Remarks as a Postscript, to Assist Russian Federation Administrators


The Russian Federation diplomatic authorities will have to consider the correct form of response for such an eccentric communication. The form chosen will be governed by the message which the Federation desires to communicate in reciprocation. If the Federation seeks to communicate a message of deprecation, in other words of dismissal, then it will be appropriate to transmit no acknowledgement at all (and I will then explain on this blog, having waited 48 hours, that no acknowledgement has arrived in my e-mail).

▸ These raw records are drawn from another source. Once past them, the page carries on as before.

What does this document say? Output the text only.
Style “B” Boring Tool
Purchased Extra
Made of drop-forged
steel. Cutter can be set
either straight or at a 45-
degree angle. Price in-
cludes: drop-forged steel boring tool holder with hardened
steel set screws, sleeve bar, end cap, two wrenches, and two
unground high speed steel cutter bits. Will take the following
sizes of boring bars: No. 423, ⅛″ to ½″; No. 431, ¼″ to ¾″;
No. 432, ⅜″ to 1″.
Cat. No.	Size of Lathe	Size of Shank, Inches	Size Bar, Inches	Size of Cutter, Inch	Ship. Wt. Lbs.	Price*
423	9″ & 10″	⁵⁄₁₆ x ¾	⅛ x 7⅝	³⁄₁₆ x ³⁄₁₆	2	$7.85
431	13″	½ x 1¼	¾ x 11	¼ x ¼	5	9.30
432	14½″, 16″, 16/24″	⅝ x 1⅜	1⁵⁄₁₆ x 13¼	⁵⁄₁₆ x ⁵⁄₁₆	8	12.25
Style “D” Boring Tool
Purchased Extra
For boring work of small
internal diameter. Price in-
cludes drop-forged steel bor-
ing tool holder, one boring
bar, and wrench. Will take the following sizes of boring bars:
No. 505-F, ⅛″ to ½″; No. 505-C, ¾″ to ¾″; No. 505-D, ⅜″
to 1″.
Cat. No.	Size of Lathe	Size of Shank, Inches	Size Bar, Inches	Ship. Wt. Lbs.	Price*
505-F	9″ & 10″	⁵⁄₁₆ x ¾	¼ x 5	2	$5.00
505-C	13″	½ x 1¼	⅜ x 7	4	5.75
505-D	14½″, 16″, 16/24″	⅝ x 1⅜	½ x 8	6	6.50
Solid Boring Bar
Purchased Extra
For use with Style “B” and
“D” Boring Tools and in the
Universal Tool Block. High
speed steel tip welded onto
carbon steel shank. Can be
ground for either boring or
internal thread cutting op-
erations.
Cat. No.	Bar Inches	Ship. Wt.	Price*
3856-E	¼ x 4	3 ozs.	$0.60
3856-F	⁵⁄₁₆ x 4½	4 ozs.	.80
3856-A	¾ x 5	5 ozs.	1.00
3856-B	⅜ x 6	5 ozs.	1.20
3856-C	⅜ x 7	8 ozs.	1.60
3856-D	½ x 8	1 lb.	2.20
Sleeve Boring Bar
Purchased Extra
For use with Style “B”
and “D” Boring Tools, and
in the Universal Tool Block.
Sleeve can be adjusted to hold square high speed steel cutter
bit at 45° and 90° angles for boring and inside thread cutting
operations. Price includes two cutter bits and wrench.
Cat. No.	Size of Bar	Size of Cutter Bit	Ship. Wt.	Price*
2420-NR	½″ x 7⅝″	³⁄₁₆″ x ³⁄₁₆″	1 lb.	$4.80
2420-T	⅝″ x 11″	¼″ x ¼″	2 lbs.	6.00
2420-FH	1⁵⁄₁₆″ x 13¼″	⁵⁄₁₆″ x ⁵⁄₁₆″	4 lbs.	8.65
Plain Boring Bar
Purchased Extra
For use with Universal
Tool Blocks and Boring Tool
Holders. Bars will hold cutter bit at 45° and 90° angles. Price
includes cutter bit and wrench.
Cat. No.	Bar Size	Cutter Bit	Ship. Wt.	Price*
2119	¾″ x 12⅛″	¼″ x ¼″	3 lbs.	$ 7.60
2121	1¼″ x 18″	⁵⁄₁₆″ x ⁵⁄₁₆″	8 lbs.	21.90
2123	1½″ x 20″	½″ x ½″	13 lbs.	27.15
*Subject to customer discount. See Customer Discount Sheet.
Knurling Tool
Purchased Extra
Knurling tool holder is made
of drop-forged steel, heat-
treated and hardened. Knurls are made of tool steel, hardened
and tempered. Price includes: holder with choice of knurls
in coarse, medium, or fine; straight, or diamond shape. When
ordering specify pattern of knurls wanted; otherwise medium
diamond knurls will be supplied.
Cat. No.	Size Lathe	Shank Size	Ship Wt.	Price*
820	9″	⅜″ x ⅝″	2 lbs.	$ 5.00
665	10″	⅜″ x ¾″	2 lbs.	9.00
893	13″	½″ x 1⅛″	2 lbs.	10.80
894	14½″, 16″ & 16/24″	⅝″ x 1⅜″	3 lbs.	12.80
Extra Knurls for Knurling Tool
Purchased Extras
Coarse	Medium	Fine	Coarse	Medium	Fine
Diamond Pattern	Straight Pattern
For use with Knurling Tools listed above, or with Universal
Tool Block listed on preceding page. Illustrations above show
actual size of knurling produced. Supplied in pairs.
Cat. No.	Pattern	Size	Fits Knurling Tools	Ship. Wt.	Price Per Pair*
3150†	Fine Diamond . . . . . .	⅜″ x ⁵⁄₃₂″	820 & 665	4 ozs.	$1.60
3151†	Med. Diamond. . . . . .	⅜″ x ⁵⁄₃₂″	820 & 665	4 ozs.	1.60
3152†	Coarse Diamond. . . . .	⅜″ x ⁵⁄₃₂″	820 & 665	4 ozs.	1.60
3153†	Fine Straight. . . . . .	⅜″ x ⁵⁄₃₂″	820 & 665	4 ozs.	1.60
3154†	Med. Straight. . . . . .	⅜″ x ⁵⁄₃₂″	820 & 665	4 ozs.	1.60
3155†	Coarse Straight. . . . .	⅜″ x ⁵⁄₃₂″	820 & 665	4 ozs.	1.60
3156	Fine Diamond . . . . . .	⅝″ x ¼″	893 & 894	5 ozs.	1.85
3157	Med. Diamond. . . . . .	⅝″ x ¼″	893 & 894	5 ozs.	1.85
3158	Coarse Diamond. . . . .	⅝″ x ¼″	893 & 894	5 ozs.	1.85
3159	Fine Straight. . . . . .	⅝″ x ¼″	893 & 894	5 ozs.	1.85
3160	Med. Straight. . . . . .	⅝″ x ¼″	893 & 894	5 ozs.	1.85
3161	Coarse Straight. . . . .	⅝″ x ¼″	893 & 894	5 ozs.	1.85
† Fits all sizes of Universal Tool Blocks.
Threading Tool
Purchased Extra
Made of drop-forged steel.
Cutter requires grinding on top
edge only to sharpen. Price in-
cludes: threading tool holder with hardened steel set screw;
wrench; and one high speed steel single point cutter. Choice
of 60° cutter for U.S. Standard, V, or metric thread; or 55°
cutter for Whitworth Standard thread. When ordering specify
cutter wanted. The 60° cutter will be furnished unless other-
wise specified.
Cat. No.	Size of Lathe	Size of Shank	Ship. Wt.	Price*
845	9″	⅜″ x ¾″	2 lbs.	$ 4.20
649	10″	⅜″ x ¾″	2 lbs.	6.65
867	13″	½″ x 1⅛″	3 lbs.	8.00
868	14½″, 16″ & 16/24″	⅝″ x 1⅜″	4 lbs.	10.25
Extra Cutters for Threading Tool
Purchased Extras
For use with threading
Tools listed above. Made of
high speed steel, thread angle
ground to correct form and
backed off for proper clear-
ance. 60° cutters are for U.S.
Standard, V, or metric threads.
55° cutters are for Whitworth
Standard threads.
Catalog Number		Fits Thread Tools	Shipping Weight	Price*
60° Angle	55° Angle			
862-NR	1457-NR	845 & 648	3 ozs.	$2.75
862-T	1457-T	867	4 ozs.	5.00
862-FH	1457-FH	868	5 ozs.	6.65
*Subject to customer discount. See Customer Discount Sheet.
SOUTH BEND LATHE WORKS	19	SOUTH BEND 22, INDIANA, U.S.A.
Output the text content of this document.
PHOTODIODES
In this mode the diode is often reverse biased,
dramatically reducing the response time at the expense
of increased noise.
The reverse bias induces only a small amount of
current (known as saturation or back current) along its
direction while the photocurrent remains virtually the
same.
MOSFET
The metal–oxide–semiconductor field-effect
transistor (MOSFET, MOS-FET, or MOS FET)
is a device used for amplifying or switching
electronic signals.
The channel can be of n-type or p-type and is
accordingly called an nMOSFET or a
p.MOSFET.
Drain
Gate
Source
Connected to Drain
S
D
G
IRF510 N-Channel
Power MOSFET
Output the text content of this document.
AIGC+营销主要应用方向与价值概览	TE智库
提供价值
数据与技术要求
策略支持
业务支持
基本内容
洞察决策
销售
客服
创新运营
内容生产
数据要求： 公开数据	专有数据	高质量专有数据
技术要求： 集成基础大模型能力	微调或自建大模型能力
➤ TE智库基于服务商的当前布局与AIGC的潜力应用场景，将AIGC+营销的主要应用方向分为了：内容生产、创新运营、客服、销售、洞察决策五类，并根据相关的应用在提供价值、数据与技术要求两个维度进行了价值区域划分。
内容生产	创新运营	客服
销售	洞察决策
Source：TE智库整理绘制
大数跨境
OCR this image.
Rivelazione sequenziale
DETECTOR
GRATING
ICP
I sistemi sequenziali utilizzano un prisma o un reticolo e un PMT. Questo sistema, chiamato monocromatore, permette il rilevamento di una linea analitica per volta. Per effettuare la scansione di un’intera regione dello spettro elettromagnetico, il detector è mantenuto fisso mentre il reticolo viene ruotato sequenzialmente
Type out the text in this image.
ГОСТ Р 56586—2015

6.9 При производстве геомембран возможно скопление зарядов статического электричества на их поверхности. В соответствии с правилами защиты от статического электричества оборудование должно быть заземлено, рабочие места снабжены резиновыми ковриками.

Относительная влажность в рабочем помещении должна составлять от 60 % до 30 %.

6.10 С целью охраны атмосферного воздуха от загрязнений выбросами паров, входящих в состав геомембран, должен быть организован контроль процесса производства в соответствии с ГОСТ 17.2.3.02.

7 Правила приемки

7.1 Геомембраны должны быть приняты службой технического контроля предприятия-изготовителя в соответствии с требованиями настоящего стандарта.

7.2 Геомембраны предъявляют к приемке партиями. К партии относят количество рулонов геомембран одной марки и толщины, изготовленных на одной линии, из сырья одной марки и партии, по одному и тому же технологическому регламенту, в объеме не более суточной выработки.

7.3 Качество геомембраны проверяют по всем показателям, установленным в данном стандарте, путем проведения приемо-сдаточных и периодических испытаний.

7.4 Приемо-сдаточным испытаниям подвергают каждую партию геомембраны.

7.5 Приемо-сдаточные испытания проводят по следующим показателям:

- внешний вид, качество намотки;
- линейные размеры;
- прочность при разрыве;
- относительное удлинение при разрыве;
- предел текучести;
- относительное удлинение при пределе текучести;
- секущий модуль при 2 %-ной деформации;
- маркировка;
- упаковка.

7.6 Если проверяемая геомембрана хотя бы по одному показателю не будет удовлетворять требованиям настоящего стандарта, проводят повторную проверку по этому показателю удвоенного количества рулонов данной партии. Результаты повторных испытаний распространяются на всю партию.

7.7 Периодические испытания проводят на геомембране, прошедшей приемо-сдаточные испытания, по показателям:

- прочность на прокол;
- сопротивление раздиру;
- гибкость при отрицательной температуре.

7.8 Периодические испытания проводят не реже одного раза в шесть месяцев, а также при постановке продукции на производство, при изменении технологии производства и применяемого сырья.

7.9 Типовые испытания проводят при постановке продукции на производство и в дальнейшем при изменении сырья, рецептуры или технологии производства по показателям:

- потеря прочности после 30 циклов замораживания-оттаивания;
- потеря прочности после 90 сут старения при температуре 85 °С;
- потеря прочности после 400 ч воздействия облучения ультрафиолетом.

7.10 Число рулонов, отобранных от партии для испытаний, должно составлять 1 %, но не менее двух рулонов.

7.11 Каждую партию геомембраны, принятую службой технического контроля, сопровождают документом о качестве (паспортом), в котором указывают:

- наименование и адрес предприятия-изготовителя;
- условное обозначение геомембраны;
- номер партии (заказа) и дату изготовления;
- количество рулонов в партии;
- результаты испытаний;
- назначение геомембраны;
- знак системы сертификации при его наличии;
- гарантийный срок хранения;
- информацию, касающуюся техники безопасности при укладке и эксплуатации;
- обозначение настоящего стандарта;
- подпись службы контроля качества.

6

If the Federation seeks to communicate a neutral  message, to the effect that normal professional courtesies are being observed, than it will be appropriate to use some such form of words as "We thank you for your e-mail of 2022-01-xx, headed xxxx. (signed) xxxx xxxx xxxx" (and I will then report the acknowledgement on this blog). If the Federation seeks to convey some small hint of warmth, then it will be appropriate to use some such form of words as "We thank you for your concern at this difficult time," or again "Dr Toomas Endelyevich, we appreciate your anxiety and concern, while being at this time regretfully unable to discuss your points in detail" (or whatever; and I will then report the acknowledgement on this blog, noting its constructive tone).